Ama bazen de kraliçe yaşlı olmamasına rağmen sadece hava şartları nedeniyle kovanı terk edemez. Bu ise, son derece tehlikeli olabilir. Çünkü eski kraliçe kovandayken yeni bir kraliçe ortaya çıkarsa bu arıların savaşacağı ve birinden birinin mutlaka öleceği açıktır.
Şaşırtma yöntemleri
Kovandaki dengeleri bozabilecek bu karışıklığı engellemek için ise arılar şaşırtıcı bir yöntem kullanırlar. Gelişimlerini tamamlayan ve pupalarını yararak dışarı çıkmaya çalışan kraliçe adaylarının hücre kapaklarını eskisinden daha sağlam bir biçimde kapatırlar. Bu arada onlar için küçük bir boşluk açmayı da ihmal etmezler. İşçi arılar daha sonra bu delikten kraliçe adaylarını besleyeceklerdir.
Ama sorun bununla da bitmemektedir. Eski kraliçe kovanda her zamankinden daha aktif vaziyette sürekli dolaşmaktadır. Eğer yeni kraliçeleri fark ederse onları tahrip etmek isteyecektir. Ancak buna izin verilmez. İşçi arılar, kraliçe hücrelerinin üzerine kümelenir ve eğer kraliçe bunlara zarar vermek için yaklaşırsa onu geri iterler.
İşçi arıların bütün çabaları yeni kraliçeyi ve dolayısıyla koloniyi korumaktır. Bunun için de her türlü ihtimal göz önünde bulundurularak alınan tedbirler neticesinde kraliçeler korunmuş olur.
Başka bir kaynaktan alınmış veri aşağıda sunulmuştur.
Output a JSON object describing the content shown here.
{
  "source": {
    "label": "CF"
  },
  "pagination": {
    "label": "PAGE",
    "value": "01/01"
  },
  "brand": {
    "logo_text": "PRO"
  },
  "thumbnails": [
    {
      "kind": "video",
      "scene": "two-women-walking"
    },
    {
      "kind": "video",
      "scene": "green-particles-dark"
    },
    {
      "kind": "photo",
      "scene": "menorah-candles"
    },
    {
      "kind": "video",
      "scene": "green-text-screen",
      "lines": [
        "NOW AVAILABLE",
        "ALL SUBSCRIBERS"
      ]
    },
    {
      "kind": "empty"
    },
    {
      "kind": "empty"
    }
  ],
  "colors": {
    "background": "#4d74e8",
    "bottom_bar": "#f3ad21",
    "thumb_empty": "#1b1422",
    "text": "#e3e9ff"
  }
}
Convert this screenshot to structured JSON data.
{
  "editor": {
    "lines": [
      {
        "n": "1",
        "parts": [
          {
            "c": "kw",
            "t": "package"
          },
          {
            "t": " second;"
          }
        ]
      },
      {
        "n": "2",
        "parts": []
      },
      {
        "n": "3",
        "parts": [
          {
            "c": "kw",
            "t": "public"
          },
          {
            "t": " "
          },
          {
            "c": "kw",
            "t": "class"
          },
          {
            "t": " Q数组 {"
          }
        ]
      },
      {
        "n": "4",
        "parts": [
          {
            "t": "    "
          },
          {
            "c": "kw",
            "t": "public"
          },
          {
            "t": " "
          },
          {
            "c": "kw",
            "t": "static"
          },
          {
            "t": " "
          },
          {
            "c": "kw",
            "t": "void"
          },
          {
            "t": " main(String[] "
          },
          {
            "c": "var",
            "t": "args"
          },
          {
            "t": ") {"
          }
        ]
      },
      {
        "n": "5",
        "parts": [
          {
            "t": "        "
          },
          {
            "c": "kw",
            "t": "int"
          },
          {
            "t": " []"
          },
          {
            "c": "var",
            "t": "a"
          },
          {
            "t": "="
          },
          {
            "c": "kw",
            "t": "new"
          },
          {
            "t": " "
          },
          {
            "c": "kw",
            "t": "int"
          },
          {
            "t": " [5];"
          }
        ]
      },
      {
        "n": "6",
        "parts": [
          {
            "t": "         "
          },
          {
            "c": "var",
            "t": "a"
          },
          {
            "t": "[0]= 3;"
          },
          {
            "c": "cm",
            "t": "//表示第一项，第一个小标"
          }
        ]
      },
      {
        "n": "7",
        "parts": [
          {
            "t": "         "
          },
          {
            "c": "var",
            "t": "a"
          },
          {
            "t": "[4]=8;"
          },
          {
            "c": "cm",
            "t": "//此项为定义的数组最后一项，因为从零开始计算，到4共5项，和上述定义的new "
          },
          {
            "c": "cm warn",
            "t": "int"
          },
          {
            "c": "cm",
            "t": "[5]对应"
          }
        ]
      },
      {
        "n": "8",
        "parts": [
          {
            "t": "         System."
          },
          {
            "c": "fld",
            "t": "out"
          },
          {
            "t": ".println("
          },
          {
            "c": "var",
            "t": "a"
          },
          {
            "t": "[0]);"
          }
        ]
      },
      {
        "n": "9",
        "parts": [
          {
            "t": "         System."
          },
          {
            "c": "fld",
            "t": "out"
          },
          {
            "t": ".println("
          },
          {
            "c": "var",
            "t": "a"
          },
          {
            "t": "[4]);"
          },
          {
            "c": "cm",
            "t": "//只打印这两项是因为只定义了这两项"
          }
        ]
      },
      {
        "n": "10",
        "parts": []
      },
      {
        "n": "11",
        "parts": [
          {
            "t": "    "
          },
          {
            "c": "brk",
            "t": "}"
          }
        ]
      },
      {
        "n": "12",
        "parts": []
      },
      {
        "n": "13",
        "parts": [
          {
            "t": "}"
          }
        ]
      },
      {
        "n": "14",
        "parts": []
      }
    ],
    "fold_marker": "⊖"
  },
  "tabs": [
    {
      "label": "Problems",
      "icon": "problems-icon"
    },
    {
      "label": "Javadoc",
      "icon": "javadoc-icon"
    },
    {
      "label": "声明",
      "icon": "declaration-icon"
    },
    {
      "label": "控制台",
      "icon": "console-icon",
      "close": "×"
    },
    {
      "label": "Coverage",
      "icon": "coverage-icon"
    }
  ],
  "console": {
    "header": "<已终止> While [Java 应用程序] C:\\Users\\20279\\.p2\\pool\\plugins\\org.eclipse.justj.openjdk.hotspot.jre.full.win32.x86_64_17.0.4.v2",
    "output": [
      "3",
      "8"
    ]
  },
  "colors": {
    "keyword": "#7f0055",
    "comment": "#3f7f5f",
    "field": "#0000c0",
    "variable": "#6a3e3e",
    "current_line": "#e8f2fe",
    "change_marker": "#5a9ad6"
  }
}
Bazen bir arı topluluğunun birden fazla oğul vermesi gerekebilir. Bu durumda eğer yeni genç kraliçe de ikinci oğul için kovanı terk edecekse o zaman işçiler hemen yeni bir kraliçe daha yetiştirmeye başlarlar
ARILAR ALLAH’IN İLHAMIYLA HAREKET EDERLER
Buraya kadar anlatılan konularda da görüldüğü gibi arılar hayvanlar alemindeki en şaşırtıcı özelliklere sahip olan canlılardandır. Çok sabırlı bir şekilde ürettikleri toplu iğne başı büyüklüğündeki balmumu ile adım adım inşa ettikleri mimari harikası petekleri, her gün hiç bıkmadan yüzlerce kez larvalara yaptıkları ziyaretleri, kolonilerini savunmak için gösterdikleri fedakar davranışları, bal üretmek için harcadıkları çabaları, yeni koloni oluşturma konusundaki kabiliyetleri, kovan içinde kesin bir asayiş sağlayabilmeleri ile bilim adamlarını hayretler içinde bırakmaktadırlar.
Arılar kendi dilleri ile çevrelerini değerlendirir, kararlar alır ve uygularlar. Bu kararları durumun aciliyetine göre değiştirebilirler. Kısacası arıların tüm hareketlerine, bu kitapta çeşitli örneklerle anlatıldığı gibi, keskin bir akıl ve bilinç hakimdir. Ancak kitabın farklı bölümlerinde pek çok kere dikkat çekildiği gibi, bu bilinç ve akıl arıların kendilerine ait olan bir özellik değildir.
Allah Kuran’da balarısından “Rabbin balarısına vahyetti.” (Nahl Suresi, 68) ayetiyle, bu canlıların yaptıkları tüm hareketlerin, gösterdikleri bilinçli davranışların Kendi ilhamıyla gerçekleştiğini bildirmektedir.